4.7. Mounting and Unmounting File Systems

The file system is best visualized as a tree, rooted, as it were, at /. /dev, /usr, and the other directories in the root directory are branches, which may have their own branches, such as /usr/local, and so on.

There are various reasons to house some of these directories on separate file systems. /var contains the directories log/, spool/, and various types of temporary files, and as such, may get filled up. Filling up the root file system is not a good idea, so splitting /var from / is often favorable.

Another common reason to contain certain directory trees on other file systems is if they are to be housed on separate physical disks, or are separate virtual disks, such as Network File System mounts, described in Section 28.3, “Network File System (NFS)”, or CDROM drives.

4.7.1. The fstab File

During the boot process (Chapter 13, The FreeBSD Booting Process), file systems listed in /etc/fstab are automatically mounted except for the entries containing noauto. This file contains entries in the following format:

device       /mount-point fstype     options      dumpfreq     passno
device

An existing device name as explained in Table 4.3, “Disk Device Names”.

mount-point

An existing directory on which to mount the file system.

fstype

The file system type to pass to mount(8). The default FreeBSD file system is ufs.

options

Either rw for read-write file systems, or ro for read-only file systems, followed by any other options that may be needed. A common option is noauto for file systems not normally mounted during the boot sequence. Other options are listed in mount(8).

dumpfreq

Used by dump(8) to determine which file systems require dumping. If the field is missing, a value of zero is assumed.

passno

Determines the order in which file systems should be checked. File systems that should be skipped should have their passno set to zero. The root file system needs to be checked before everything else and should have its passno set to one. The other file systems should be set to values greater than one. If more than one file system has the same passno, fsck(8) will attempt to check file systems in parallel if possible.

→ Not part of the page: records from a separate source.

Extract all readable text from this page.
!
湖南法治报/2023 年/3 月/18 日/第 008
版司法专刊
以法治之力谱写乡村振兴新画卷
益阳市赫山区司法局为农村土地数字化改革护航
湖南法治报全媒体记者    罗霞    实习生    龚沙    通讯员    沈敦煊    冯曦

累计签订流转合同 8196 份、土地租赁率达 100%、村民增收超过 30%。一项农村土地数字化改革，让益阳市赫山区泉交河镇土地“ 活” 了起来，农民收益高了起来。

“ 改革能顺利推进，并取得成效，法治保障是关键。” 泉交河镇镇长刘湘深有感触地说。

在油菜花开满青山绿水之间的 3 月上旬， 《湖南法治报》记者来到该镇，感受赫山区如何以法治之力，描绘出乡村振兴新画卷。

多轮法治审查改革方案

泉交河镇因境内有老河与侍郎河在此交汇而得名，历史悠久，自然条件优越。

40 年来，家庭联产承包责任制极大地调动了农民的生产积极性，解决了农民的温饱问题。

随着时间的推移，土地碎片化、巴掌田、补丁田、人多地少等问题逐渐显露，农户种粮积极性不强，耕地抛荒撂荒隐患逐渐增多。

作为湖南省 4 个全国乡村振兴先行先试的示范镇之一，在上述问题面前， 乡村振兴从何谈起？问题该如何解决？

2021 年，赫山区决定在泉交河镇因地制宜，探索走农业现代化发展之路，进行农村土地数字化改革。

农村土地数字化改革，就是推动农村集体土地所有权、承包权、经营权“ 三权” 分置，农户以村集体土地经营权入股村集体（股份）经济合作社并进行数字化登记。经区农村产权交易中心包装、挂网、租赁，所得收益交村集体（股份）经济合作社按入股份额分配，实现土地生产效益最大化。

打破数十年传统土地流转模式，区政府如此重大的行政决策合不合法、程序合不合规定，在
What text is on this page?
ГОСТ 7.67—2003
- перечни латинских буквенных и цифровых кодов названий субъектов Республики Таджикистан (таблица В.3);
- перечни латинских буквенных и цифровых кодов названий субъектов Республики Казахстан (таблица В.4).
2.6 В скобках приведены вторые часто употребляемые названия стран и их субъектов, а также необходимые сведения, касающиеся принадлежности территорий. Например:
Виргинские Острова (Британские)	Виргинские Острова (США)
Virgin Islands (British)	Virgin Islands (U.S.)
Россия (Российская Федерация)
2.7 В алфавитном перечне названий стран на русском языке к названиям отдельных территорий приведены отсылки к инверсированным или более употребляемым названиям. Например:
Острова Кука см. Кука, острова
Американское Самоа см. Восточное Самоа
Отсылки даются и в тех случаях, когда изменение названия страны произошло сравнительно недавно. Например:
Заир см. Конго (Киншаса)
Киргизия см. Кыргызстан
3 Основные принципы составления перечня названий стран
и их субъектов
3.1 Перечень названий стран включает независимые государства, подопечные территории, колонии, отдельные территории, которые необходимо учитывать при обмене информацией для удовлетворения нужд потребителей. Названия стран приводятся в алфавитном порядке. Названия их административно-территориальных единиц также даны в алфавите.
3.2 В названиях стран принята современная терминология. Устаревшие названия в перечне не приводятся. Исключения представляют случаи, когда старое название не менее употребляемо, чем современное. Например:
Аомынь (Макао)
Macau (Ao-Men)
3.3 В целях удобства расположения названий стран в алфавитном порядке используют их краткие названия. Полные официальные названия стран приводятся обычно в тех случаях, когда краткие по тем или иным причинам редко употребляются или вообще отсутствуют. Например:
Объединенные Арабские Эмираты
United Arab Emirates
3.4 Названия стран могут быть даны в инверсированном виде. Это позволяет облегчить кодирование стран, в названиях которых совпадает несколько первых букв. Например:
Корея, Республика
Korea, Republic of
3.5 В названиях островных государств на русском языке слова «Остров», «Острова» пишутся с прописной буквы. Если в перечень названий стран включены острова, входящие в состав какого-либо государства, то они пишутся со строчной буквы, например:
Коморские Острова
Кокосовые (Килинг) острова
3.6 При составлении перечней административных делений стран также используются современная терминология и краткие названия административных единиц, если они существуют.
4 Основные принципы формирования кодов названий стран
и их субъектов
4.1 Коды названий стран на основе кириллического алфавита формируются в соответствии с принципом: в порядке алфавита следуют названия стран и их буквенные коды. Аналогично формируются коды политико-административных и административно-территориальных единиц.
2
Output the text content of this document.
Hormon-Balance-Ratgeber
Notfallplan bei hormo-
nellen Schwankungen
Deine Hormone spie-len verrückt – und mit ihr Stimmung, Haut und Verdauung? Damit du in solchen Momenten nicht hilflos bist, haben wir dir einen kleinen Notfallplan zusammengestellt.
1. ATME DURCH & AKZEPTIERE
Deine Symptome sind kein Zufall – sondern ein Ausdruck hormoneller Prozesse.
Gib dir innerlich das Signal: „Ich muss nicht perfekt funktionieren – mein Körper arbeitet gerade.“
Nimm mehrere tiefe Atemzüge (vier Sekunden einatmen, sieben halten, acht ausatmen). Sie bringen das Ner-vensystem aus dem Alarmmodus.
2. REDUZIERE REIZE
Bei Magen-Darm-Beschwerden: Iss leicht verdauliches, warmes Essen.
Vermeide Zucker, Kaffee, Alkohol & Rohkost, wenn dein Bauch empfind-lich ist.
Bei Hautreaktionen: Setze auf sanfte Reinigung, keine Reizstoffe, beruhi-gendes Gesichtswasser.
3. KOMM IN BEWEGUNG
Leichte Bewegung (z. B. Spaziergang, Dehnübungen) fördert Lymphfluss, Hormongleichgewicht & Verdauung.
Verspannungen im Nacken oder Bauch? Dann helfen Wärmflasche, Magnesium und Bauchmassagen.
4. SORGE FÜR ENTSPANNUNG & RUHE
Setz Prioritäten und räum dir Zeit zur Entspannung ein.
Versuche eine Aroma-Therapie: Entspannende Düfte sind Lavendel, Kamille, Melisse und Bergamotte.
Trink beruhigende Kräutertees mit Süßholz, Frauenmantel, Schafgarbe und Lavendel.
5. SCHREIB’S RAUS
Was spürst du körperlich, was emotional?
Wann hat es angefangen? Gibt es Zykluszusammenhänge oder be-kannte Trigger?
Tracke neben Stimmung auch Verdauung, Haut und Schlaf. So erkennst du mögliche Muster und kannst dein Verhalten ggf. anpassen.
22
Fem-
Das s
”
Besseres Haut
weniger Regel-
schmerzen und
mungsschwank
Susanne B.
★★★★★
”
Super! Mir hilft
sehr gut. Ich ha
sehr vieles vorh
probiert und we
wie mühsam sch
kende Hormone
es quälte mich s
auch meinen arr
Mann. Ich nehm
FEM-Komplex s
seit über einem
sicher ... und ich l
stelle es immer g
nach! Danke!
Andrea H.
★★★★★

Refer to fstab(5) for more information on the format of /etc/fstab and its options.

4.7.2. Using mount(8)

File systems are mounted using mount(8). The most basic syntax is as follows:

# mount device mountpoint

This command provides many options which are described in mount(8), The most commonly used options include:

Mount Options
-a

Mount all the file systems listed in /etc/fstab, except those marked as noauto, excluded by the -t flag, or those that are already mounted.

-d

Do everything except for the actual mount system call. This option is useful in conjunction with the -v flag to determine what mount(8) is actually trying to do.

-f

Force the mount of an unclean file system (dangerous), or the revocation of write access when downgrading a file system's mount status from read-write to read-only.

-r

Mount the file system read-only. This is identical to using -o ro.

-t fstype

Mount the specified file system type or mount only file systems of the given type, if -a is included. ufs is the default file system type.

-u

Update mount options on the file system.

-v

Be verbose.

-w

Mount the file system read-write.

The following options can be passed to -o as a comma-separated list:

nosuid

Do not interpret setuid or setgid flags on the file system. This is also a useful security option.

4.7.3. Using umount(8)

To unmount a file system use umount(8). This command takes one parameter which can be a mountpoint, device name, -a or -A.

All forms take -f to force unmounting, and -v for verbosity. Be warned that -f is not generally a good idea as it might crash the computer or damage data on the file system.

To unmount all mounted file systems, or just the file system types listed after -t, use -a or -A. Note that -A does not attempt to unmount the root file system.